Enfin, cette déjudiciarisation a été voulue en permettant un recours massif à l’amiable, ce qui suppose le recours à des plateformes de résolution en ligne des différends. Comme l’indique le rapport sur la loi « Belloubet » « La promotion du recours aux modes alternatifs de règlement des différends implique toutefois d'étendre l'offre en la matière ». Ce que nous avons nommé l’industrialisation de l’amiable par la proposition d’une sorte « d’amiable d’adhésion » est désormais techniquement possible même si ce n’est pas encore une réalité [9]. D’abord, parce que les textes de la loi « Belloubet », largement décriés, étaient perfectibles et ont jeté un voile de suspicion sur les plateformes.

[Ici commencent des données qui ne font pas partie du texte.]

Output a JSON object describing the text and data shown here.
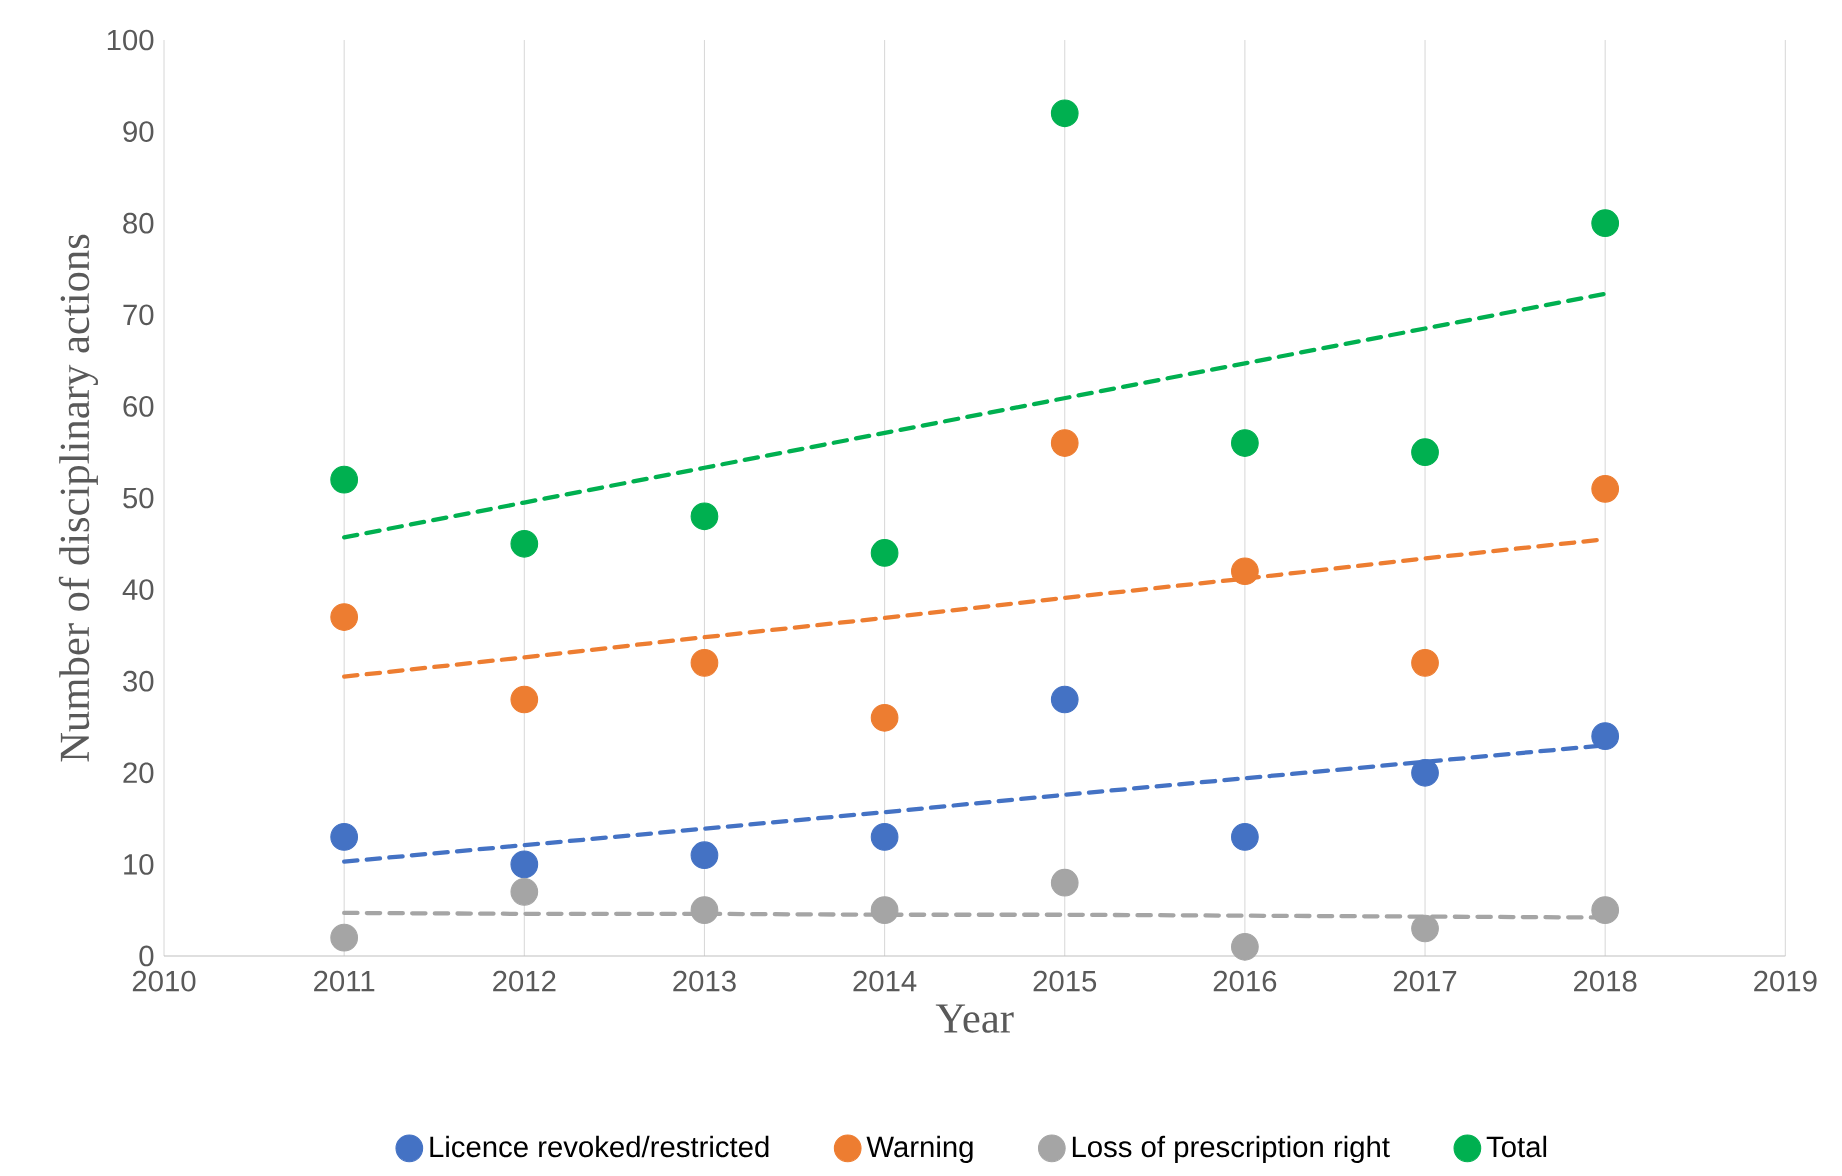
{
  "chart_data": {
    "type": "scatter",
    "xlabel": "Year",
    "ylabel": "Number of disciplinary actions",
    "x": [
      2011,
      2012,
      2013,
      2014,
      2015,
      2016,
      2017,
      2018
    ],
    "series": [
      {
        "name": "Licence revoked/restricted",
        "color": "#4472c4",
        "marker": "circle",
        "values": [
          13,
          10,
          11,
          13,
          28,
          13,
          20,
          24
        ]
      },
      {
        "name": "Warning",
        "color": "#ed7d31",
        "marker": "circle",
        "values": [
          37,
          28,
          32,
          26,
          56,
          42,
          32,
          51
        ]
      },
      {
        "name": "Loss of prescription right",
        "color": "#a5a5a5",
        "marker": "circle",
        "values": [
          2,
          7,
          5,
          5,
          8,
          1,
          3,
          5
        ]
      },
      {
        "name": "Total",
        "color": "#00b050",
        "marker": "circle",
        "values": [
          52,
          45,
          48,
          44,
          92,
          56,
          55,
          80
        ]
      },
      {
        "type": "line",
        "color": "#4472c4",
        "line_style": "dashed",
        "marker": "none",
        "values": [
          10.3,
          12.1,
          13.9,
          15.7,
          17.6,
          19.4,
          21.2,
          23
        ]
      },
      {
        "type": "line",
        "color": "#ed7d31",
        "line_style": "dashed",
        "marker": "none",
        "values": [
          30.5,
          32.6,
          34.8,
          36.9,
          39.1,
          41.2,
          43.4,
          45.5
        ]
      },
      {
        "type": "line",
        "color": "#a5a5a5",
        "line_style": "dashed",
        "marker": "none",
        "values": [
          4.7,
          4.6,
          4.6,
          4.5,
          4.5,
          4.4,
          4.3,
          4.2
        ]
      },
      {
        "type": "line",
        "color": "#00b050",
        "line_style": "dashed",
        "marker": "none",
        "values": [
          45.7,
          49.5,
          53.3,
          57.1,
          60.9,
          64.7,
          68.5,
          72.3
        ]
      }
    ],
    "xlim": [
      2010,
      2019
    ],
    "xticks": [
      2010,
      2011,
      2012,
      2013,
      2014,
      2015,
      2016,
      2017,
      2018,
      2019
    ],
    "ylim": [
      0,
      100
    ],
    "yticks": [
      0,
      10,
      20,
      30,
      40,
      50,
      60,
      70,
      80,
      90,
      100
    ],
    "grid": "x",
    "legend": "bottom"
  }
}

Leur certification n’est en effet que facultative et devient de plein droit si elles recourent à des médiateurs ou conciliateurs agréés, ce qui ne dit rien de la plateforme elle-même [10]. Là encore, la loi a fait l’objet de précisions et plusieurs textes sont venus préciser les modalités techniques. Malheureusement, à ce stade, il ne suffit pas de renvoyer à l’intendance. La question technique doit ici précéder les dispositions légales qui ne peuvent être posées sans avoir été conçues globalement. Ainsi, le lien mécaniquement fait entre modes amiables, justice prédictive et open data des décisions de justice n’a de sens que depuis que les modalités de mise en œuvre ont permis de s’assurer des garanties de mise en œuvre. On a ainsi vu, depuis la parution de la loi, que la seule question de la mise à disposition des décisions a fait l’objet de débats houleux et de contentieux lorsqu’une décision non finalisée a néanmoins pu être communiquée aux legaltech.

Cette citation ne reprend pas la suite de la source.